Churchill, de copa en copa

No hablaremos del polí­tico o el estadista, ni siquiera del escritor: para eso hay ya muchas y voluminosas biografí­as, documentales, pelí­culas… Hablemos un poco del Wiston Churchill bebedor, gran fumador y glotón ilustrado.


En una visita oficial al rey de Arabia Saudita, Churchill vio con horror que en la mesa no habí­a más que zumo de naranja y pidió urgentemente whisky.

«La religión del rey», le explicó el intérprete, «prohí­be el consumo de alcohol». «Pues mi religión», replicó Churchill, «exige el consumo de alcohol en todas las comidas, y a veces incluso a lo largo de los intervalos entre las comidas».
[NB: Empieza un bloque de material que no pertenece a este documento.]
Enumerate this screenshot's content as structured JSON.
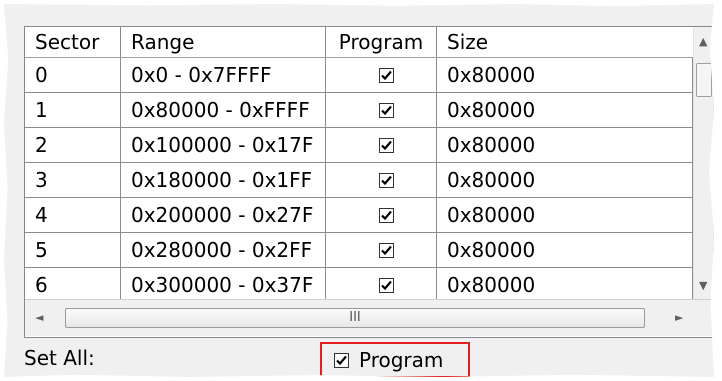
{
  "table": {
    "columns": [
      "Sector",
      "Range",
      "Program",
      "Size"
    ],
    "rows": [
      {
        "sector": "0",
        "range": "0x0 - 0x7FFFF",
        "program": true,
        "size": "0x80000"
      },
      {
        "sector": "1",
        "range": "0x80000 - 0xFFFF",
        "program": true,
        "size": "0x80000"
      },
      {
        "sector": "2",
        "range": "0x100000 - 0x17F",
        "program": true,
        "size": "0x80000"
      },
      {
        "sector": "3",
        "range": "0x180000 - 0x1FF",
        "program": true,
        "size": "0x80000"
      },
      {
        "sector": "4",
        "range": "0x200000 - 0x27F",
        "program": true,
        "size": "0x80000"
      },
      {
        "sector": "5",
        "range": "0x280000 - 0x2FF",
        "program": true,
        "size": "0x80000"
      },
      {
        "sector": "6",
        "range": "0x300000 - 0x37F",
        "program": true,
        "size": "0x80000"
      }
    ]
  },
  "scroll": {
    "up_glyph": "▲",
    "down_glyph": "▼",
    "left_glyph": "◄",
    "right_glyph": "►",
    "hgrip": "III"
  },
  "footer": {
    "set_all_label": "Set All:",
    "program_label": "Program",
    "program_checked": true
  },
  "colors": {
    "highlight": "#e0201e"
  }
}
¡Oh, cuán gustaba del buen whisky escocés, del coñac y el oporto y como buen inglés, también de la ginebra! ¿Qué decir del noble vino? Los vinos franceses eran sus preferidos y el champán Pol Rodger uno de sus grandes amores junto con esos 8 ó 9 puros habanos de grandes dimensiones que cada dí­a metí­a entre pecho y espalda, especí­ficamente Romeo y Julieta.

Cuenta Jesús Hernández en Historias Asombrosas de la Segunda Guerra Mundial, que Churchill prácticamente no dejaba de tomar alcohol a lo largo del dí­a:

«Habitualmente, en cuanto despertaba se tomaba un whisky aún en la cama y no desayunaba sin haberse tomado antes un copa de jerez. Durante las comidas era fiel al champán francés y después se hací­a servir varias copas de coñac hasta quedarse dormido. Por la noche descorchaba otra botella de champán y una copa de coñac de noventa años era el epí­logo a la cena. Sorprendentemente, al poco rato se poní­a a trabajar».

Ingerir esa dosis de tan generosos caldos es algo que no parecí­a minar su capacidad de trabajo. A él al menos no.

La reputación de Winston Churchill como bebedor empedernido es legendaria pero, ¿era tan sólo eso, una «dependencia controlada» o claramente un alcohólico en toda regla?

No hay respuesta cierta a eso, ni fin para la polémica, algo que resulta lógico si tenemos en cuenta que no practicaba ejercicio fí­sico, fumaba y bebí­a pródigamente y poseí­a un magní­fico apetito, es decir, flirteaba con todas las armas de castigo hacia pulmones, hí­gado y corazón y aún así­ alcanzó los 90 años de edad.